April 12, 2008 - Saturday 
why does it seem like no matter how hard I try or set my mind to something that'll make me happy, it always ends up not happening or going wrong? all I've ever tried to do was make it on my on, be accepted in the crowd that has the same interests as me and enjoy doing the same things, help people out when in need of it....but for some odd reason things don't turnout as planned...I get burned by those I helped and that crowd of people don't give me a chance and stereo type me as "that typical girl"...they don't come out and say it, but I know they only try to talk to me and act like they're "cool" with me cuz of what I got, but I know better.
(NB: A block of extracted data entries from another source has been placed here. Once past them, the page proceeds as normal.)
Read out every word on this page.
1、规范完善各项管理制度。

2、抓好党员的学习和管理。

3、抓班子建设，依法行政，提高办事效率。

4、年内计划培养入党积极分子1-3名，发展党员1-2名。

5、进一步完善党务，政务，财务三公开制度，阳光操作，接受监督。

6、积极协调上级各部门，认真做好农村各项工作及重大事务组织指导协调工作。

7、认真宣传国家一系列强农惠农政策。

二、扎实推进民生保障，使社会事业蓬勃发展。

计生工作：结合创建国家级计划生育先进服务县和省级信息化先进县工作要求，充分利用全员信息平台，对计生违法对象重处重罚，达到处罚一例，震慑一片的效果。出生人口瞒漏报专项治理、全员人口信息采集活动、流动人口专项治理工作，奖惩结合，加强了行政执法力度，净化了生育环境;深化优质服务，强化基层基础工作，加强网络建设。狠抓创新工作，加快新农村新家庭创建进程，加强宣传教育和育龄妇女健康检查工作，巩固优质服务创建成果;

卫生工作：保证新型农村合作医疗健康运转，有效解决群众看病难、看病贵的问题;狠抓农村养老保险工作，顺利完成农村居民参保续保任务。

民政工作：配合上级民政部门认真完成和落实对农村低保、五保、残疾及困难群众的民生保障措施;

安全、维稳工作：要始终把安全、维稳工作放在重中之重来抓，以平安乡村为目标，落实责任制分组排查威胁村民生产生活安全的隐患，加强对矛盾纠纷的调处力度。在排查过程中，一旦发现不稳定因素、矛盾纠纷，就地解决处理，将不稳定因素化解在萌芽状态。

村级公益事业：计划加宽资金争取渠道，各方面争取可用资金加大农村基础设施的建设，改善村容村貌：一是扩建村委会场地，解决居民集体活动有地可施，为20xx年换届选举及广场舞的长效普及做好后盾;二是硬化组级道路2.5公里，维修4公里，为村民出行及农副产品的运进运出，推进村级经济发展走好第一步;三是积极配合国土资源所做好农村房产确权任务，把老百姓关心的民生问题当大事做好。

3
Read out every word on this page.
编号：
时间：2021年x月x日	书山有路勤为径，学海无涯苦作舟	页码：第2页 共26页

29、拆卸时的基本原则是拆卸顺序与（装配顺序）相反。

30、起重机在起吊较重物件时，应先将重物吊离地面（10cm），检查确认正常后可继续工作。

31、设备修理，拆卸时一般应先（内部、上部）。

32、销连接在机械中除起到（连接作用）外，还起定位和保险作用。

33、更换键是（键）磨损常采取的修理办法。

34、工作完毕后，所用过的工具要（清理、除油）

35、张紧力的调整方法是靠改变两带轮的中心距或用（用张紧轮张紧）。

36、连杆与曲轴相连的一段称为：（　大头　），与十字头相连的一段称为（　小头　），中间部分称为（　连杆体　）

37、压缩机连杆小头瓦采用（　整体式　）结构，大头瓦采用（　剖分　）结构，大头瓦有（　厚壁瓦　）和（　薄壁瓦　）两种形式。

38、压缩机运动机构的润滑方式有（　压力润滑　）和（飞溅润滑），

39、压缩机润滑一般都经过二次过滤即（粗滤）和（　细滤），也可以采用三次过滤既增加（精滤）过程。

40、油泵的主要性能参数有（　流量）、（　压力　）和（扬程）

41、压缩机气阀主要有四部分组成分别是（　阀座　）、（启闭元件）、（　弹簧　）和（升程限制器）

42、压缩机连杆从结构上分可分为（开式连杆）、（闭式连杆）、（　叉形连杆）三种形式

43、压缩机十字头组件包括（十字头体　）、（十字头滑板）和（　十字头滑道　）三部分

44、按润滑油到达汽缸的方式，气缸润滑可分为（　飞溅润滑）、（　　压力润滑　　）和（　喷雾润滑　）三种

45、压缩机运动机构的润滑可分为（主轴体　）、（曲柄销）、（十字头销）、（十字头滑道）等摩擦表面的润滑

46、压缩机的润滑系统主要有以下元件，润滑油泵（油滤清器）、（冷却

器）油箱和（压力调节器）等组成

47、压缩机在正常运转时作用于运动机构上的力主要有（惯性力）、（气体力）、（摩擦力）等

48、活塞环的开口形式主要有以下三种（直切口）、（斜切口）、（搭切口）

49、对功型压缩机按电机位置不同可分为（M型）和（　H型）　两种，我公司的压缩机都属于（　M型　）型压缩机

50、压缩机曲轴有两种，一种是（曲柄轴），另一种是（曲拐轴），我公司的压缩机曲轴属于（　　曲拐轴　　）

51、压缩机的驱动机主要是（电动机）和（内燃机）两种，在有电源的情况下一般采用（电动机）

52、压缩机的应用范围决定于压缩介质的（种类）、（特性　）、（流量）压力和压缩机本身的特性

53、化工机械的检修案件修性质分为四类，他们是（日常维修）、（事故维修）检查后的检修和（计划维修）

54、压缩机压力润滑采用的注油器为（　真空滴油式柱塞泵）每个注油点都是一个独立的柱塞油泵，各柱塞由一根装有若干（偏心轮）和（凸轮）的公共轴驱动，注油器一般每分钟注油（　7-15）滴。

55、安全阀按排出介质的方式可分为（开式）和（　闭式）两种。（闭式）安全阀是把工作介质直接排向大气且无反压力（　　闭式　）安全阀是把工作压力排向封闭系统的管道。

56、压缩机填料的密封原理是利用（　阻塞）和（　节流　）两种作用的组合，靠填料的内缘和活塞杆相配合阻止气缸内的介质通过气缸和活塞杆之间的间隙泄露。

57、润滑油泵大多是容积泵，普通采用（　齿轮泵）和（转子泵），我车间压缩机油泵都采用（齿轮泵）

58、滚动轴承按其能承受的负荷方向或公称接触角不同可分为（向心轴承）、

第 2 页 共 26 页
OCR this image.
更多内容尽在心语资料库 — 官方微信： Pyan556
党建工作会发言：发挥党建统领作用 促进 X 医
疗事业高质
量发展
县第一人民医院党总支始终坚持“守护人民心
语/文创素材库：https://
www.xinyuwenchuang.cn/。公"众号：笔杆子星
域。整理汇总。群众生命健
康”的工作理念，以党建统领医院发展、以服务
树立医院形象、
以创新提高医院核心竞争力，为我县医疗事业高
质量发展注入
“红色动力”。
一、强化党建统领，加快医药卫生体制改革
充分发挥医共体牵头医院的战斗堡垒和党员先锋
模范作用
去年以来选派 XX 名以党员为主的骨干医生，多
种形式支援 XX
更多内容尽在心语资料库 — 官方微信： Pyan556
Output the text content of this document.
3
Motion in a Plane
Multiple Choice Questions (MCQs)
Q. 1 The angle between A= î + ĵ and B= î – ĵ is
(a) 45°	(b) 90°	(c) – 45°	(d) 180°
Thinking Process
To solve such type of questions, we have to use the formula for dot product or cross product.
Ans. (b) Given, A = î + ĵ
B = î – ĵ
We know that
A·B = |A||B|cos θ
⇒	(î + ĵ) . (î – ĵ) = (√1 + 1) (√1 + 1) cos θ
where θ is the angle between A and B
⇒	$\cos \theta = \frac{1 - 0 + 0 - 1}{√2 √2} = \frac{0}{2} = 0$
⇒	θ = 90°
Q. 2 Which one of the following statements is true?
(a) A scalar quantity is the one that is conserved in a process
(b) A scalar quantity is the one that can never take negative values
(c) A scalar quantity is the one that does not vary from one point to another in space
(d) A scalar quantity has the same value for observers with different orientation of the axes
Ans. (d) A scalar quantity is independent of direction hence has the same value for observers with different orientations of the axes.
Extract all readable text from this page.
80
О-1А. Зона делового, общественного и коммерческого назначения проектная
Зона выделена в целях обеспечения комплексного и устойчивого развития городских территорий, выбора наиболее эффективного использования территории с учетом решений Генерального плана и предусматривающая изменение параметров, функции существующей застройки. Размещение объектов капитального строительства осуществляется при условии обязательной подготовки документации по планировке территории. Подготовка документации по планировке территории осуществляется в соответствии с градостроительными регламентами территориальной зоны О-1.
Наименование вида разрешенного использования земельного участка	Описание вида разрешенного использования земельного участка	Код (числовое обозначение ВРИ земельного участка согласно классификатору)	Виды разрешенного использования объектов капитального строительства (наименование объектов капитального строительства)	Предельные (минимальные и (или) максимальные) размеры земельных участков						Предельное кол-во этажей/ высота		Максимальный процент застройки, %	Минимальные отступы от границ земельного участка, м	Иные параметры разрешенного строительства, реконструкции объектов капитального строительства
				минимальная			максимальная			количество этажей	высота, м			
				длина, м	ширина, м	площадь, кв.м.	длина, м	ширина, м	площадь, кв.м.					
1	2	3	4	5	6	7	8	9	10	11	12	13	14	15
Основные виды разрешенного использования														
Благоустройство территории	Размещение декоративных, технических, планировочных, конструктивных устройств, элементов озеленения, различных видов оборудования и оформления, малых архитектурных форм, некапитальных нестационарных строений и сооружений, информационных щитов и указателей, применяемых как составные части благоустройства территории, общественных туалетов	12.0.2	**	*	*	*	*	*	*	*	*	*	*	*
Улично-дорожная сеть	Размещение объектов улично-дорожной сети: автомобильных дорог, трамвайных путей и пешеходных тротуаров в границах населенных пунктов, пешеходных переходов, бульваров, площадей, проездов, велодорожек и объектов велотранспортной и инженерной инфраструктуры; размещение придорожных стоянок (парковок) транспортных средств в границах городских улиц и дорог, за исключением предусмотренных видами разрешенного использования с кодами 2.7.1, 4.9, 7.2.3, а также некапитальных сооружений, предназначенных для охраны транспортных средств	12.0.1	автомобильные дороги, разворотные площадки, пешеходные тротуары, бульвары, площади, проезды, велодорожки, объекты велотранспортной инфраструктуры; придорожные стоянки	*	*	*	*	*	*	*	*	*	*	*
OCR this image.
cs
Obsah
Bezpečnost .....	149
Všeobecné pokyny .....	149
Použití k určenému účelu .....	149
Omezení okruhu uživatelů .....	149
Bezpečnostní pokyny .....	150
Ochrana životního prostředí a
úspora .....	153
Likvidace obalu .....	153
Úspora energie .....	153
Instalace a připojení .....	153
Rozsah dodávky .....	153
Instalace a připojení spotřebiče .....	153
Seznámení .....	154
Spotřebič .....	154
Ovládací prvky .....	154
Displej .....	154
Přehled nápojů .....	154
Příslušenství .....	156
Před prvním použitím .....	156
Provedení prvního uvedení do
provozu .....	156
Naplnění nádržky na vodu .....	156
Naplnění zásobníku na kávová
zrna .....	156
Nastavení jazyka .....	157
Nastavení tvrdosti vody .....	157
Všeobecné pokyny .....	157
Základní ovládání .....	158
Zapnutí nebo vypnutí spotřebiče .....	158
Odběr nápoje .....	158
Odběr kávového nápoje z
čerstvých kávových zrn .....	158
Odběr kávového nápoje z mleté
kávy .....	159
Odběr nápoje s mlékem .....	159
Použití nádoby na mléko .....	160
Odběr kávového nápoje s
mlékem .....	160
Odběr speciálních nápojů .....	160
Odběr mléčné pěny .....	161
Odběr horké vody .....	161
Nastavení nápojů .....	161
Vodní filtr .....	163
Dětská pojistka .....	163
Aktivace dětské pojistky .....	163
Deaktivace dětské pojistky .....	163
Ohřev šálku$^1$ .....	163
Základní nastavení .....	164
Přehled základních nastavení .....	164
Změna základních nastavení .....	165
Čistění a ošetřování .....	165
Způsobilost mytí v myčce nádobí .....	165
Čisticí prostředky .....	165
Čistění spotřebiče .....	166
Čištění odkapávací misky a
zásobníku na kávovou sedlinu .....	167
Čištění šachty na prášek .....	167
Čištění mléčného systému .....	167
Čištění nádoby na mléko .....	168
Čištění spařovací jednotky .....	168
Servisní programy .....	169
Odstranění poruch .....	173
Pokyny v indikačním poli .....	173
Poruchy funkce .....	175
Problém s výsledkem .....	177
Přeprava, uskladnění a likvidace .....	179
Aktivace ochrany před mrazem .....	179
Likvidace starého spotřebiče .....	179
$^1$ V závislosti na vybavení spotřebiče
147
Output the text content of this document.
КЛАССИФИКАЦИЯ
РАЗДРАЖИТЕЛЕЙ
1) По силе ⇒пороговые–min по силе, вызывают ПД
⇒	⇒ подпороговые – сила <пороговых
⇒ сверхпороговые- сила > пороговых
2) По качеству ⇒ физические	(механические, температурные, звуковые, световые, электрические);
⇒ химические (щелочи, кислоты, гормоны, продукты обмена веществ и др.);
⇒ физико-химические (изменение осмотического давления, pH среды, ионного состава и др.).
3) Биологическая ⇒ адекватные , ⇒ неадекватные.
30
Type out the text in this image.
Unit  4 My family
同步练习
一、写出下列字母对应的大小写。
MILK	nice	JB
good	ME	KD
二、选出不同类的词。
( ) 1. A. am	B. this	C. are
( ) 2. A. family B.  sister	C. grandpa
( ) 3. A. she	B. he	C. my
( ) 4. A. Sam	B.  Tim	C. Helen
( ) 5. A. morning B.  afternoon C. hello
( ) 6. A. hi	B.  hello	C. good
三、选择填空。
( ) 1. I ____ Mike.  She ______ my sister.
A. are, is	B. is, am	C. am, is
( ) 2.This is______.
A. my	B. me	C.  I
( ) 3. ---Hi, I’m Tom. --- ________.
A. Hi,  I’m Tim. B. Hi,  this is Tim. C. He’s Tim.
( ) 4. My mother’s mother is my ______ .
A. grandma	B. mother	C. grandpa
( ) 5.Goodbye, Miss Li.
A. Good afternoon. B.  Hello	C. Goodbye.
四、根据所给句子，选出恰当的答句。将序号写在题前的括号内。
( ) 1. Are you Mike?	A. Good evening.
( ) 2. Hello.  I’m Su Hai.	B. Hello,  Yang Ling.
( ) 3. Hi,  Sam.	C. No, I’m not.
I know it from the vibes I got when I met them and wanted to prove them wrong. Now, I just want to be known as me and only ME. the only thing that has NOT been crushed is my relationship with my boyfriend, my 2 dogs, my new title at work, and the new apartment that we'll be moving into on friday. I couldn't get through half the crap I've been dealing with if it wasn't for Josh, Cuervo, and Axel. they're there for me no matter what and always have my back and don't care what happens as long as we're happy in the end. One day things will be back to normal, and when that day comes it'll be better than normal and I will be relieved to put all this crap behind me. Just have to tough it out like I always have in the past. I would love to get revenege on those who burned me, but know that no good will come out of it. they will get their time to pay for things done wrong, just wish I could have front row tickets to see it though. I will be back on top soon, very soon. I thank Josh, my boys, and my family for everything they've done for me.